Die Rolltreppe summt sie in den dritten Stock. Dort, zwischen Kinderbüchern und bunten Tierlampen, öffnet sich die Babyabteilung – ein Reich aus Pastellfarben, weich und hell. Als hätte jemand eine Welt geschaffen, in der nichts schiefgehen kann. Christine hält vor einem Regal mit Stramplern inne. Zartes Gelb, blasses Blau, ein bestickter Mond auf der Brust. Ihre Finger gleiten über den Stoff, flauschig, schwerelos. Daneben winzige Söckchen, kaum größer als eine Walnuss. Sie nimmt einen Body vom Bügel, hebt ihn hoch, hält ihn, als läge ein unsichtbares Kind darin. Drückt ihn an sich, unwillkürlich, aus einer Regung, die sie nicht ganz versteht.

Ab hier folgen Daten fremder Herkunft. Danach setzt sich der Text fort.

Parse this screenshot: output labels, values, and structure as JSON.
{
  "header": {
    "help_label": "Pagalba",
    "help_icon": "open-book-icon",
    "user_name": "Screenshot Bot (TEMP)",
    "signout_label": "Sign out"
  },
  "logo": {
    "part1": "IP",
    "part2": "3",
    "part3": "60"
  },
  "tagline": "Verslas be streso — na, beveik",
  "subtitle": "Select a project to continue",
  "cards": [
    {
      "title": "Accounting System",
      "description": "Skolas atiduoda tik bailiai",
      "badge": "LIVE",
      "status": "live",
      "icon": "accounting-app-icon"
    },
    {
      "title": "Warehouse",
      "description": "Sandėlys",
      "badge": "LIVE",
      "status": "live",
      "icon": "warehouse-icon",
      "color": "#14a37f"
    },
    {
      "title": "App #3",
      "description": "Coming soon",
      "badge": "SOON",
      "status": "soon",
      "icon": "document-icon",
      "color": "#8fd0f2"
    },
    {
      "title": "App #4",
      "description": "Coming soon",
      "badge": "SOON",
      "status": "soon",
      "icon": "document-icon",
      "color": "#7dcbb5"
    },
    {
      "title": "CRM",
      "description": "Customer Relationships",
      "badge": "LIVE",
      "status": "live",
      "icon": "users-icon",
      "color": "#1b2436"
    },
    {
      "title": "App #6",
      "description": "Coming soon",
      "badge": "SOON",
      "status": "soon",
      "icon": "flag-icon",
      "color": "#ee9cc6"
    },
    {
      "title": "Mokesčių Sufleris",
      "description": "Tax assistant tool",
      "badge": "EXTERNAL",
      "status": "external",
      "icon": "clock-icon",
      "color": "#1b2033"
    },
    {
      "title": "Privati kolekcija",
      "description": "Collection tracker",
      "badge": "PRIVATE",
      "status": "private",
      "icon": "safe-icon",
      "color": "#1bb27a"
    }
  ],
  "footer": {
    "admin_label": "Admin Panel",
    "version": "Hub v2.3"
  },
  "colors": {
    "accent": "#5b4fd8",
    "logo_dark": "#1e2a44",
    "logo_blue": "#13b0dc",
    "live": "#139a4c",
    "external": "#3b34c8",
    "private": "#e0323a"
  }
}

Ein paar Meter weiter steht eine junge Frau mit Kinderwagen. Auf ihrem Arm ein Baby, rosige Wangen, runde Augen. Es greift nach der Kette der Mutter, gurrt leise. Die Frau lacht, beugt sich vor, küsst das weiche Köpfchen. Christine schaut hin. Lange. Ihre Augen bleiben ruhig, doch etwas in ihrem Gesicht zieht sich zusammen – kaum sichtbar, aber da. „Kann ich Ihnen helfen?“ Die Stimme der Verkäuferin klingt freundlich, unaufdringlich. Mitte fünfzig vielleicht, Maßband um den Hals wie eine Schneiderin aus alter Zeit. „Wissen Sie schon, was es wird?“ Christine dreht den Kopf. Die Frau lächelt. „Wann ist es denn so weit?“ Die Worte hängen still. Christine flüstert: „Bald.“ Sie legt den Body zurück, streicht ihn glatt, als müsste sie sich entschuldigen. Wendet sich ab, geht zur Rolltreppe. Kein Blick zurück. Nur ein schmaler Streifen Enttäuschung in ihrer Haltung, tief in ihr.
Draußen blendet die Sonne. Sie geht die Straße entlang, Hände leer. Eine Stunde später schließt sie die Tür zum alten Kinderzimmer auf.